THE LAST PARADISE ON EARTH
Kári vit paisiblement sur un archipel de l’Atlantique Nord. Alors que ses amis cherchent à fuir cet endroit sans avenir, il lutte pour préserver sa famille et sa communauté. Confronté à des tensions avec sa sœur rebelle, un amour naissant avec une jeune fille ambitieuse, et la douleur de la perte de sa mère, il tente de maintenir l’équilibre de sa vie. Lorsque l’usine de transformation de poissons, clef de l’économie locale, menace de fermer, Kári voit son dernier espoir s’éteindre. Pourtant, il refuse d’abandonner : pour lui, sa ville natale est le dernier paradis sur terre.
Critique du film
Peu de films nous parviennent des Iles Féroé, archipel autonome d’îles situées entre l’Islande et la Norvège mais faisant partie du Royaume du Danemark. Certaines années, aucun film n’y est même produit. C’était donc forcément une curiosité que de découvrir The last paradise on earth, deuxième film de Sakaris Stóra, à l’occasion de sa présentation au festival Visions Nordiques. Après avoir travaillé en Norvège, le Féroïen avait envie de revenir sur ses terres et de mettre en avant cette communauté importante de son pays natal.

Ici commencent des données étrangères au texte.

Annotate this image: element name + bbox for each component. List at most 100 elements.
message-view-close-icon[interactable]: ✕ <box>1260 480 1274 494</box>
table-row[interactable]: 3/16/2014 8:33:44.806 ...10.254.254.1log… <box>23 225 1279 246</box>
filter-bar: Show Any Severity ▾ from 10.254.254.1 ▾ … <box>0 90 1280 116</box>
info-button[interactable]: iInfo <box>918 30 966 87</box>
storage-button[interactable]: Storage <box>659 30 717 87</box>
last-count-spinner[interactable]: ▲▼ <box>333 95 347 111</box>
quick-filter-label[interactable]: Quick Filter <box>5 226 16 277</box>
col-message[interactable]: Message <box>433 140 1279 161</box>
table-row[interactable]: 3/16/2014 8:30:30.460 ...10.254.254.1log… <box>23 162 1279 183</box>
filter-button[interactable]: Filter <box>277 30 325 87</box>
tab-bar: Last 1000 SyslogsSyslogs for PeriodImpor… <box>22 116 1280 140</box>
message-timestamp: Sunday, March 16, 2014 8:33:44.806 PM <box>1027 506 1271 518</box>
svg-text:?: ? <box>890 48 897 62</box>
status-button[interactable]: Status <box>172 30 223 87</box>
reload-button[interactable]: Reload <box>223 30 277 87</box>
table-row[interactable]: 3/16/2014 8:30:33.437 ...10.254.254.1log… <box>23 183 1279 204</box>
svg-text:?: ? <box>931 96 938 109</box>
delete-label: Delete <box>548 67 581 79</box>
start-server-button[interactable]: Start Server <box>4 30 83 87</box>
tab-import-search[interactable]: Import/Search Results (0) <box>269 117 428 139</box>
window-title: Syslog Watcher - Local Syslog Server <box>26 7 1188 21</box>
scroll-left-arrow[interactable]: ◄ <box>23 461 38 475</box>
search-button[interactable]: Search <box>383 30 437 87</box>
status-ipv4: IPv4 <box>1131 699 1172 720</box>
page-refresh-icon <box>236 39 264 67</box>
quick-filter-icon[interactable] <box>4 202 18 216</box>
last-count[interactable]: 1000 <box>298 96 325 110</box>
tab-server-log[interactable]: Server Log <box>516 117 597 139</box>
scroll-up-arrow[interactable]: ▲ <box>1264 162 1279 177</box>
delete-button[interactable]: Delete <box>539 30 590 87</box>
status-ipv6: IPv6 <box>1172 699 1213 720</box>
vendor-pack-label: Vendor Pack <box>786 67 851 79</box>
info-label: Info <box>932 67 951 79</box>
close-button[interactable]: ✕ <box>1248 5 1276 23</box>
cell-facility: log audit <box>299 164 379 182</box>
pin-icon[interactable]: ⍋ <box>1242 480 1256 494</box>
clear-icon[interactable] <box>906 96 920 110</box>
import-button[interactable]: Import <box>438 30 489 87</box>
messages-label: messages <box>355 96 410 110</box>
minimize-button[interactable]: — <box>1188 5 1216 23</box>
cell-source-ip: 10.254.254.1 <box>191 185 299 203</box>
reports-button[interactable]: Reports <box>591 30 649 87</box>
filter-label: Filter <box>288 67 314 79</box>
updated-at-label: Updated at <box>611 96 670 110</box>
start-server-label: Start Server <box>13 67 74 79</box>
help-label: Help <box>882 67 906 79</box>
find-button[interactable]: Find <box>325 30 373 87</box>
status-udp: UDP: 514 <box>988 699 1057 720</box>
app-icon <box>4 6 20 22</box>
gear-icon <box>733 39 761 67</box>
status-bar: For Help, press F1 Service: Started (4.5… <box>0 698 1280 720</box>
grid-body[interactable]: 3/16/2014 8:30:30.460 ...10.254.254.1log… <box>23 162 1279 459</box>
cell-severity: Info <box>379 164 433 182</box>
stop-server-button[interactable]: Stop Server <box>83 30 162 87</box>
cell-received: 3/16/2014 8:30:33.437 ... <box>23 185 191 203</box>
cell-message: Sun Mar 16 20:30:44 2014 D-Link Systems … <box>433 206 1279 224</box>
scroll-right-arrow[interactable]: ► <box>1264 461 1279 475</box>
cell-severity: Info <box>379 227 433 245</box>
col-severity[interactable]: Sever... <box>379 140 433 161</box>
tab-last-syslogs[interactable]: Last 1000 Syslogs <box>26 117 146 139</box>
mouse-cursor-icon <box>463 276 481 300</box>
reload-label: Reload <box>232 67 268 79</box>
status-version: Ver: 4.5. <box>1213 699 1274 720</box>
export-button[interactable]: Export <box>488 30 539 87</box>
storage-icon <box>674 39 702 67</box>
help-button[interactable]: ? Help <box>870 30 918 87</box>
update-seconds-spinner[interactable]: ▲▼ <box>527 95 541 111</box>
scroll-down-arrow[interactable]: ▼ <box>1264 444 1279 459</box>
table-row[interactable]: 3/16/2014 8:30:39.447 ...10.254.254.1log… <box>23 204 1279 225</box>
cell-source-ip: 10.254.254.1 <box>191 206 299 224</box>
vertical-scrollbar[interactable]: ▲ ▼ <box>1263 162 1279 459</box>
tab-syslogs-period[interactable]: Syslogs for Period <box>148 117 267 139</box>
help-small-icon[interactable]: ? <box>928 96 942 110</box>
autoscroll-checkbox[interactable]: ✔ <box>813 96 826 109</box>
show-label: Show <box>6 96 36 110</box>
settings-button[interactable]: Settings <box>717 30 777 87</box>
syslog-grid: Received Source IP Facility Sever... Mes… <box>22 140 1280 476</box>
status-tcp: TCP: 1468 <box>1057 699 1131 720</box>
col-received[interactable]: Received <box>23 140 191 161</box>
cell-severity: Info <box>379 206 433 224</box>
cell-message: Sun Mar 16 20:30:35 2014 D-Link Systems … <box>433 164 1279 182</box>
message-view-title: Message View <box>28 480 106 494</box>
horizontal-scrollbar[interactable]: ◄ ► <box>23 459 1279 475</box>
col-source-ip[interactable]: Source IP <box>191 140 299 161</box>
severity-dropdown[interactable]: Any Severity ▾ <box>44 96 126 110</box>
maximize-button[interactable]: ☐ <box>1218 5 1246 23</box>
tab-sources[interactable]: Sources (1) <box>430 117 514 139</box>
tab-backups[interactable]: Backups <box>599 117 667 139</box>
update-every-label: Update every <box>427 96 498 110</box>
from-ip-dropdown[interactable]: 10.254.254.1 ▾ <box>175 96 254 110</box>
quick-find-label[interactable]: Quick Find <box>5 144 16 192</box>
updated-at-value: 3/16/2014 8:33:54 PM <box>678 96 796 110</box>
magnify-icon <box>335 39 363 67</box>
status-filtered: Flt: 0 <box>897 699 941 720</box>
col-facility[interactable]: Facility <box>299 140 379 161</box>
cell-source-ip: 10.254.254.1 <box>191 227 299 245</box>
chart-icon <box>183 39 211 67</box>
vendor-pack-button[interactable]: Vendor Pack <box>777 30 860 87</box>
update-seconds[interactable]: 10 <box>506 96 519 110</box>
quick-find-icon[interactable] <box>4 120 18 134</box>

Tourné à Suduroy, dans un cadre sauvage d’une prodigieuse beauté, The last paradise on earth aurait très bien pu s’appeler Should I stay or should I go, en référence au tube des Clash, parce qu’il raconte essentiellement le questionnement d’une jeunesse dont les perspectives sont faibles et tendent à se réduire. Suivant Kári, jeune homme taiseux qui travaille comme ouvrier dans une usine de transformation de poissons, le récit présente son quotidien routinier alors que son emploi est menacé, la petite usine étant au bord de la faillite.
Offrant un état des lieux, qui met en exergue les conséquences du capitalisme (les petites entreprises ne peuvent survivre face aux grandes usines automatisées) et celles du dérèglement climatique (le poisson se fait de plus en plus rare à cause du réchauffement des océans), le long-métrage pose son contexte social pour mieux illustrer le dilemme rencontré par son personnage principal, très attaché à son village, seul lien avec sa défunte mère, tandis qu’il se retrouve en charge de sa soeur adolescente qu’il ne veut abandonner.

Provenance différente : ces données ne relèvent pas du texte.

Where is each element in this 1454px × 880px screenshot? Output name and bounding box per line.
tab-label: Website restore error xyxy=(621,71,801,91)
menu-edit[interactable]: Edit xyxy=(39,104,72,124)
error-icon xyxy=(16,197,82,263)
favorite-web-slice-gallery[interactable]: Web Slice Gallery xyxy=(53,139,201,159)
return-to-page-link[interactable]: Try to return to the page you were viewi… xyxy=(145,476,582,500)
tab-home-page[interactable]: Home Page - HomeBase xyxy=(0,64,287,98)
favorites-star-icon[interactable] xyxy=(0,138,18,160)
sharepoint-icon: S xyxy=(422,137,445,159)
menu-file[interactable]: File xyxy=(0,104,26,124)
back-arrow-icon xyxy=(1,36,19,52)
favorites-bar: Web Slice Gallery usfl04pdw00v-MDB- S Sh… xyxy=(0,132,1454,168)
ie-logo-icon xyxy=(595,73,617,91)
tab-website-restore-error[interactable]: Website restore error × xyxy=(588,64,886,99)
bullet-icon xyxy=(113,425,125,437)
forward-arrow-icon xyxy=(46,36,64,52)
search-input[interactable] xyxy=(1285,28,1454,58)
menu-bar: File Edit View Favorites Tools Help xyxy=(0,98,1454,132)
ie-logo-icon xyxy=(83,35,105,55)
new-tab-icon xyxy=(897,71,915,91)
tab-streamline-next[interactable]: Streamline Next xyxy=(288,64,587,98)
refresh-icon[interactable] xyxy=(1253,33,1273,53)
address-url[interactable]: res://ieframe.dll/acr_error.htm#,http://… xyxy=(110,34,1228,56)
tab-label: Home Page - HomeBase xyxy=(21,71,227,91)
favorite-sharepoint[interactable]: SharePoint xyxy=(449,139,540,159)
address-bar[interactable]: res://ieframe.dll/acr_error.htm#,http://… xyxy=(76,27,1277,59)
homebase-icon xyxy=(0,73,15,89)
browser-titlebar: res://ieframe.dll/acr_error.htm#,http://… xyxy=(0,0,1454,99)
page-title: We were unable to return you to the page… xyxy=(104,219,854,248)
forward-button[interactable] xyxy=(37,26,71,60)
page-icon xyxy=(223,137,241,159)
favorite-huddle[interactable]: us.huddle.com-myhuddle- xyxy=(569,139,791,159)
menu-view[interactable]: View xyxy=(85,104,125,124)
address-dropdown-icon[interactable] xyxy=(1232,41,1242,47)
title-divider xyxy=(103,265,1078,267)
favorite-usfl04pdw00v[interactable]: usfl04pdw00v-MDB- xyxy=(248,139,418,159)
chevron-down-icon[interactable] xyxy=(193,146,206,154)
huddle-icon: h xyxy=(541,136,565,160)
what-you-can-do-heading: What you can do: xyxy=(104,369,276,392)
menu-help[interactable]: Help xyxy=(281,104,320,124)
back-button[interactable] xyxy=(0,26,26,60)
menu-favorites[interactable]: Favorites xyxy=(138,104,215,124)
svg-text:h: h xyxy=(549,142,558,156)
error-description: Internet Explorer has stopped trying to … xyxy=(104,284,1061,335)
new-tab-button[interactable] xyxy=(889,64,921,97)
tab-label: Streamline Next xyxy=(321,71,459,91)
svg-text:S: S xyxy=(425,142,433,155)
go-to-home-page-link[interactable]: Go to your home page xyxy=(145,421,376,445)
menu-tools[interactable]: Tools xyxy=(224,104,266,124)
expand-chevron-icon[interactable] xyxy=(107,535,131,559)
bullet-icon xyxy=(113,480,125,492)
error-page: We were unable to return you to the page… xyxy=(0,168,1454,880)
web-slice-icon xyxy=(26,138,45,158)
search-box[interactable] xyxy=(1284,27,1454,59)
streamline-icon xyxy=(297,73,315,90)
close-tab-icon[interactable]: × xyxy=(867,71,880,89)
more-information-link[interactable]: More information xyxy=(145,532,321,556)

« La mer est en train de mourir, tout disparait. »
Dans un environnement où l’essentiel de l’activité est concentré autour de la pêche et de l’élevage de bétail, les opportunités professionnelles sont aussi rares que les sources de divertissement. La maison familiale est en ruines, le temps des petites usines est révolu, et sa famille ne communique plus vraiment depuis le décès de la mère, qui était très appréciée dans la communauté. The last paradise on earth illustre le contraste entre la splendeur des paysages et le désoeuvrement matériel et psychologique de ce jeune homme n’ayant pas encore fait son deuil.
« Tout a changé, mais le village est resté le même. »

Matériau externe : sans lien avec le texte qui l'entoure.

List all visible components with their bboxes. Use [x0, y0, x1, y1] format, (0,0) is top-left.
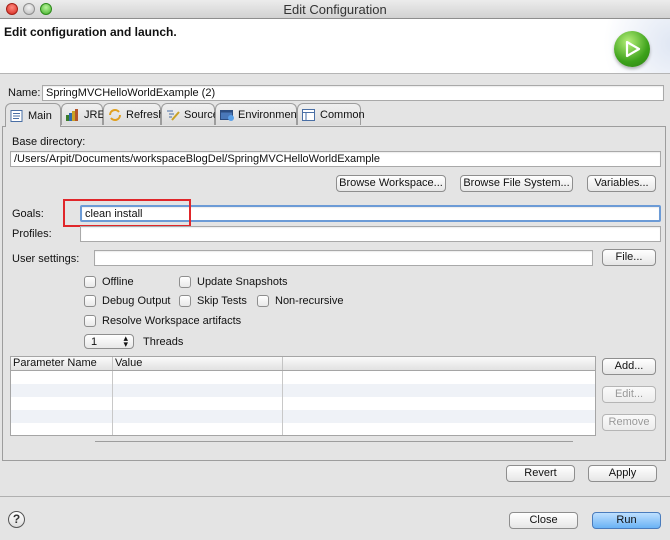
threads-select[interactable]: 1 ▴ ▾: [84, 334, 134, 349]
tab-environment[interactable]: Environment: [215, 103, 300, 125]
tab-refresh[interactable]: Refresh: [103, 103, 165, 125]
tab-jre[interactable]: JRE: [61, 103, 105, 125]
checkbox-label: Debug Output: [102, 295, 171, 307]
column-header-parameter-name[interactable]: Parameter Name: [11, 357, 113, 370]
column-header-value[interactable]: Value: [113, 357, 283, 370]
environment-icon: [220, 109, 234, 121]
source-icon: [166, 109, 180, 121]
annotation-highlight-box: [63, 199, 191, 227]
table-row[interactable]: [11, 384, 595, 397]
user-settings-label: User settings:: [12, 253, 80, 265]
stepper-arrows-icon: ▴ ▾: [123, 333, 128, 349]
parameters-table[interactable]: Parameter Name Value: [10, 356, 596, 436]
header-title: Edit configuration and launch.: [4, 25, 177, 39]
user-settings-input[interactable]: [94, 250, 593, 266]
dialog-header: Edit configuration and launch.: [0, 19, 670, 74]
name-label: Name:: [8, 87, 41, 99]
resolve-workspace-checkbox[interactable]: Resolve Workspace artifacts: [84, 315, 241, 327]
main-tab-icon: [10, 109, 24, 122]
checkbox-label: Update Snapshots: [197, 276, 288, 288]
name-input[interactable]: [42, 85, 664, 101]
checkbox-label: Resolve Workspace artifacts: [102, 315, 242, 327]
base-directory-input[interactable]: [10, 151, 661, 167]
profiles-input[interactable]: [80, 226, 661, 242]
skip-tests-checkbox[interactable]: Skip Tests: [179, 295, 247, 307]
tab-label: JRE: [84, 108, 105, 121]
variables-button[interactable]: Variables...: [587, 175, 656, 192]
window-title: Edit Configuration: [283, 2, 387, 17]
revert-button[interactable]: Revert: [506, 465, 575, 482]
browse-file-system-button[interactable]: Browse File System...: [460, 175, 573, 192]
user-settings-file-button[interactable]: File...: [602, 249, 656, 266]
column-header-empty: [283, 357, 595, 370]
jre-icon: [66, 108, 80, 121]
run-launch-icon: [614, 31, 650, 67]
edit-parameter-button: Edit...: [602, 386, 656, 403]
tab-source[interactable]: Source: [161, 103, 219, 125]
debug-output-checkbox[interactable]: Debug Output: [84, 295, 171, 307]
add-parameter-button[interactable]: Add...: [602, 358, 656, 375]
table-row[interactable]: [11, 410, 595, 423]
threads-value: 1: [91, 336, 98, 348]
checkbox-box[interactable]: [179, 295, 191, 307]
checkbox-label: Non-recursive: [275, 295, 344, 307]
browse-workspace-button[interactable]: Browse Workspace...: [336, 175, 446, 192]
remove-parameter-button: Remove: [602, 414, 656, 431]
close-button[interactable]: Close: [509, 512, 578, 529]
checkbox-label: Skip Tests: [197, 295, 247, 307]
tab-label: Main: [28, 109, 52, 122]
checkbox-box[interactable]: [84, 315, 96, 327]
checkbox-box[interactable]: [179, 276, 191, 288]
help-icon[interactable]: ?: [8, 511, 25, 528]
tab-main[interactable]: Main: [5, 103, 61, 127]
tab-label: Environment: [238, 108, 300, 121]
apply-button[interactable]: Apply: [588, 465, 657, 482]
table-row[interactable]: [11, 423, 595, 435]
tab-label: Refresh: [126, 108, 165, 121]
tab-label: Source: [184, 108, 219, 121]
checkbox-label: Offline: [102, 276, 134, 288]
checkbox-box[interactable]: [84, 276, 96, 288]
run-button[interactable]: Run: [592, 512, 661, 529]
horizontal-scrollbar[interactable]: [95, 441, 573, 445]
footer-divider: [0, 496, 670, 497]
goals-label: Goals:: [12, 208, 44, 220]
offline-checkbox[interactable]: Offline: [84, 276, 134, 288]
checkbox-box[interactable]: [257, 295, 269, 307]
update-snapshots-checkbox[interactable]: Update Snapshots: [179, 276, 288, 288]
tab-common[interactable]: Common: [297, 103, 365, 125]
table-header: Parameter Name Value: [11, 357, 595, 371]
tab-label: Common: [320, 108, 365, 121]
title-bar: Edit Configuration: [0, 0, 670, 19]
profiles-label: Profiles:: [12, 228, 52, 240]
common-icon: [302, 108, 316, 121]
threads-label: Threads: [143, 336, 184, 348]
table-row[interactable]: [11, 397, 595, 410]
table-row[interactable]: [11, 371, 595, 384]
refresh-icon: [108, 108, 122, 121]
checkbox-box[interactable]: [84, 295, 96, 307]
base-directory-label: Base directory:: [12, 136, 86, 148]
non-recursive-checkbox[interactable]: Non-recursive: [257, 295, 343, 307]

Avec une économie de moyens et de dialogues, le film de Sakaris Stóra dresse le portrait d’un homme au début de sa vie d’adulte, en quête de sens et de reconstruction, qui cherche à rétablir le lien avec sa soeur pour, peut-être, refaire famille. La relation entre Kári et sa soeur Silja est le coeur émotionnel du film, faisant de la parole, de l’empathie et de la mémoire les voies essentielles pour retisser une solidarité intra-familiale. En ce sens, la scène de la lettre griffonnée sur quelques bouts de papier et pudiquement lue par le jeune homme est l’un des beaux moments de cette oeuvre épurée, poétique et d’une profonde humanité.